The approved grants include:

FY 17/18 budget amendment for the Arizona Department of Public Safety Vehicle Theft Task Force IGA, transferring reserve appropriation from Fund 213 (Grants/Project Contingency) to Fund 203 (Sheriff’s Grants) in the amount of $5,011, while also transferring $2,534 from the General Fund into Fund 203 for the required 25% grant match (Item X).

Grant award from the Arizona Criminal Justice Commission in the amount of $138,640 (Item Y), DUI Abatement grant agreement from the Governor’s Office of Highway Safety in the amount of $50,000 (Item Z), High Intensity Drug Trafficking Area grant agreement between the city of Tucson and the Pinal County Sheriff’s Office in the amount of $102,704 (Item AA), and a grant award between the city of Tucson and the Pinal County Sheriff’s Office in the amount of $17,202. All grant funds are designated to be used for overtime, wages and employee related expenses for PCSO Task Force participants.

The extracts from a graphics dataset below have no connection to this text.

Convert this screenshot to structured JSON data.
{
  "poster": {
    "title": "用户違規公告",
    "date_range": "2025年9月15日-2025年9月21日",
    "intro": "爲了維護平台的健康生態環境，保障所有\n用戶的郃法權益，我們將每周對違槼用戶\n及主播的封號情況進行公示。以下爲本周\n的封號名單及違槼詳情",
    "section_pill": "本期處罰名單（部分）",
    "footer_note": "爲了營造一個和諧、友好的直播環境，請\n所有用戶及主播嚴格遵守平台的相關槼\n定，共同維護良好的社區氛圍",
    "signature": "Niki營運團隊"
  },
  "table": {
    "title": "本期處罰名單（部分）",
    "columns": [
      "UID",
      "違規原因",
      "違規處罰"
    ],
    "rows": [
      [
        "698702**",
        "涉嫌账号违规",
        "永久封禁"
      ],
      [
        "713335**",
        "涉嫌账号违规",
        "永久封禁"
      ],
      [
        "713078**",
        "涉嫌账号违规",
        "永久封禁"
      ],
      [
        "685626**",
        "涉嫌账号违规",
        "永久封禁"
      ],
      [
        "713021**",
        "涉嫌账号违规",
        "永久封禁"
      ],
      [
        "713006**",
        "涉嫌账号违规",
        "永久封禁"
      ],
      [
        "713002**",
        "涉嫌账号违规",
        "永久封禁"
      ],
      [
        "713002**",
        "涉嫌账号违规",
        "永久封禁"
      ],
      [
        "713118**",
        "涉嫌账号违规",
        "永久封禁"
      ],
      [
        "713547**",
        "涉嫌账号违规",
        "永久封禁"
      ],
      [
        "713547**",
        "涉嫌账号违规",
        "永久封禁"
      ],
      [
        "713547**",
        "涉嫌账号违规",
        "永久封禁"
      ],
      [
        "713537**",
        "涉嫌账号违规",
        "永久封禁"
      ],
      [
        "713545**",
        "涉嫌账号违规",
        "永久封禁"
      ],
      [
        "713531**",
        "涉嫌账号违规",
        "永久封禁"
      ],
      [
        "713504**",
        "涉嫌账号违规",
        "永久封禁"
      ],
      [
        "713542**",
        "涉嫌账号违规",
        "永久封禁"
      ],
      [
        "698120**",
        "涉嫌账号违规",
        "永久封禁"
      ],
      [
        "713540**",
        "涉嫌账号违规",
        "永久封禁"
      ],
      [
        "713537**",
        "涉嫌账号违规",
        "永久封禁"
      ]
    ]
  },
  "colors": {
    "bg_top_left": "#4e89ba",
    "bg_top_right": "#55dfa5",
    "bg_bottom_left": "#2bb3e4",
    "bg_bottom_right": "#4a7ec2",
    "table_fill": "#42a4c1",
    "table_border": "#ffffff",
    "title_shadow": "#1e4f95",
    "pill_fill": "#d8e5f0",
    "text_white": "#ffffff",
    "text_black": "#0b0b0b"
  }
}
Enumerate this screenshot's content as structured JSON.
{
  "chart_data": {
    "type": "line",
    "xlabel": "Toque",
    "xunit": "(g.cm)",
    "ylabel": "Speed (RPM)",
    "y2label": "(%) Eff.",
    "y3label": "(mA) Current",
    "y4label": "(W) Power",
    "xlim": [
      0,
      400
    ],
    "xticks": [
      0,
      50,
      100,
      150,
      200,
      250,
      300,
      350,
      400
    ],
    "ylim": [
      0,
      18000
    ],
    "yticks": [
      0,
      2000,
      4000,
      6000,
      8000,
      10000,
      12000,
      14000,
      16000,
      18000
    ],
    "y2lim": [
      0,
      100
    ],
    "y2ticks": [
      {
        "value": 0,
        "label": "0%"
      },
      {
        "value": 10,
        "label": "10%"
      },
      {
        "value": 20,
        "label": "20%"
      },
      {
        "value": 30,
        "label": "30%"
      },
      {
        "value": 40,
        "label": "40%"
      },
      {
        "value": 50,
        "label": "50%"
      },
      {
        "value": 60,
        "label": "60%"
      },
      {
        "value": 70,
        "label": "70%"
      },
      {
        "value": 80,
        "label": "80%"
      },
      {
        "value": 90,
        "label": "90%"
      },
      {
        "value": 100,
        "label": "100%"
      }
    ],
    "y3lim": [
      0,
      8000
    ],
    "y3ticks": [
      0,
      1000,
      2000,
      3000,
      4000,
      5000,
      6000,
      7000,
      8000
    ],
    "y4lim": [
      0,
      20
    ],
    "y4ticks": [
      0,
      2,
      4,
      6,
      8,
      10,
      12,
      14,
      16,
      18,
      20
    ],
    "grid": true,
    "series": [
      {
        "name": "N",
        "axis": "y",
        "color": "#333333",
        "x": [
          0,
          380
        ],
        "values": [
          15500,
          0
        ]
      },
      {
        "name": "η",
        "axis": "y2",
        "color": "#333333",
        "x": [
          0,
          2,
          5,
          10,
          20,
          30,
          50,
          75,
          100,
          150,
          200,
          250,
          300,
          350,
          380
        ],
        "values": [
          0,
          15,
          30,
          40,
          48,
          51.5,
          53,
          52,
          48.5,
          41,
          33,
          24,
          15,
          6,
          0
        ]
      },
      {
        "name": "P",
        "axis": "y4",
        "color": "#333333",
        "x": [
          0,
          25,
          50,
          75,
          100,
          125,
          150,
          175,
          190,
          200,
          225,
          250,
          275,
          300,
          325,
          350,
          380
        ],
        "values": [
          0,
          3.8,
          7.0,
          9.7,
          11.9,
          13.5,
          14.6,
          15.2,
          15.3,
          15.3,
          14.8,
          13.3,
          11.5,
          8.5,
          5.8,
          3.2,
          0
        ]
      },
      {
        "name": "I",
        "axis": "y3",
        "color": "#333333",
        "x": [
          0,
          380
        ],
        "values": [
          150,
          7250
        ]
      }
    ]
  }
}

Also on the consent agenda, Item CC approved the Crime Victim Compensation Grant Agreement for the current fiscal year between the Arizona Criminal Justice Commission and Pinal County for $230,350.

Executive Session

A series of seven Executive Sessions advised the BOS in confidence on a number of issues, including legal advice concerning the ADEQ proposed amendment to the Johnson Utilities Section 11 Wastewater Treatment Plant Aquifer Protection Permit (APP), Pinal County’s ability, process and procedures for implementation of a potential moratorium related to structures within Pinal County to be serviced by Johnson Utilities and  legal advice and possible purchase of roadway right of way in coordination with the RTA project.